Appellant's contention that "there was an unexplained break in the chain of custody of certain evidence" is not supported by the record. Instead, the record reflects that: heroin was purchased from appellant by two deputy sheriffs; preliminary examination of the substance purchased by these officers revealed that it was heroin; one of the officers marked the package containing this substance for identification purposes; this same package was mailed to the Texas Department of Public Safety Laboratory in Austin, where it was received by the chemist who analyzed the contents and determined that it was heroin; the chemist also marked the package containing the heroin, for identification purposes. Both the officer and the chemist identified the exhibit. The fact that there was an interval between the date of the sale and the date the package was mailed does not warrant excluding this exhibit from evidence. During this period the exhibit was kept in an evidence locker to which only one other deputy had access. Appellant's objections on the basis of these factors, at most, go to the weight to be given to the evidence, not to its admissibility. Walker v. State, Tex.Cr.App., 470 S.W.2d 669.

Appellant complains of the "reference" by the prosecutor to a "rap sheet" during the punishment hearing.

At the punishment stage of the trial appellant's sister and sister-in-law testified that appellant's reputation was good. On cross-examination they were asked if they had heard of certain convictions and arrests in the past. Thereafter, appellant took the stand in his own behalf and introduced the "rap sheet" in question. He admitted: that he "gave" the officer the heroin in question; that he was an addict; that he had served two terms in the penitentiary; that he had been, in fact, arrested on all dates inquired about in the "have you heard" questions propounded to his character witnesses except one. No error is shown.

Next, appellant contends the punishment was excessive.

The punishment assessed was within the range set by the legislature. Article 725b, Sec. 23(c), Vernon's Ann.P.C., fixes the punishment as "... imprisonment in the penitentiary for not less than five years nor more than life." See Stallings v. State, Tex.Cr.App., 476 S.W.2d 679; Deeds v. State, Tex.Cr.App., 474 S.W.2d 718; Wilson v. State, Tex.Cr.App., 473 S.W.2d 532.

Appellant also complains of jury misconduct. He has not shown such by affidavit or otherwise. Hence, no error.
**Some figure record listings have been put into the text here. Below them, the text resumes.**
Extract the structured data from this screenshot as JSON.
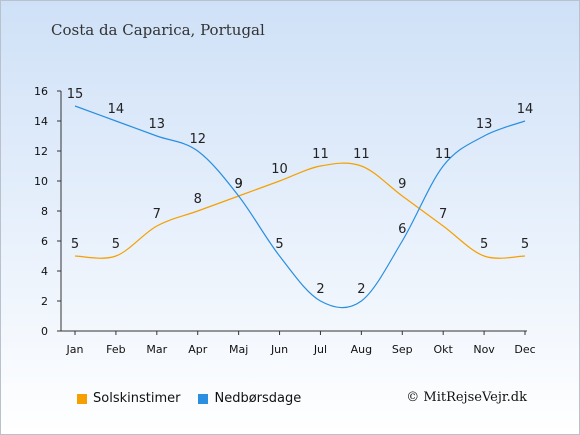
{
  "chart_data": {
    "type": "line",
    "title": "Costa da Caparica, Portugal",
    "categories": [
      "Jan",
      "Feb",
      "Mar",
      "Apr",
      "Maj",
      "Jun",
      "Jul",
      "Aug",
      "Sep",
      "Okt",
      "Nov",
      "Dec"
    ],
    "ylim": [
      0,
      16
    ],
    "yticks": [
      0,
      2,
      4,
      6,
      8,
      10,
      12,
      14,
      16
    ],
    "grid": false,
    "legend_position": "bottom-left",
    "series": [
      {
        "name": "Solskinstimer",
        "color": "#f5a000",
        "values": [
          5,
          5,
          7,
          8,
          9,
          10,
          11,
          11,
          9,
          7,
          5,
          5
        ]
      },
      {
        "name": "Nedbørsdage",
        "color": "#2a8fe0",
        "values": [
          15,
          14,
          13,
          12,
          9,
          5,
          2,
          2,
          6,
          11,
          13,
          14
        ]
      }
    ]
  },
  "copyright": "© MitRejseVejr.dk"
}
Finally, appellant asserts that "the verdict in this case is contrary to the law and evidence." This ground of error is overruled. The evidence is sufficient to support the verdict.

The judgment is affirmed.


[1] The record shows that other persons were in the bar on the date in question, so references to the lack of defense testimony (no defense testimony was offered at the guilt or innocence stage of the trial) could possibly relate to them not being called as witnesses. In such event, the remarks should have been so predicated.

[2] Had appellant moved for a mistrial a different result might very well be reached. It should be noted that to obtain a mistrial, a motion is necessary. The risk of jeopardy attaching is too great for the trial court to grant a mistrial on its own motion. See United States v. Jorn, 400 U.S. 470, 91 S. Ct. 547, 27 L. Ed. 2d 543; Taylor v. State, Tex.Cr.App., 474 S.W.2d 207.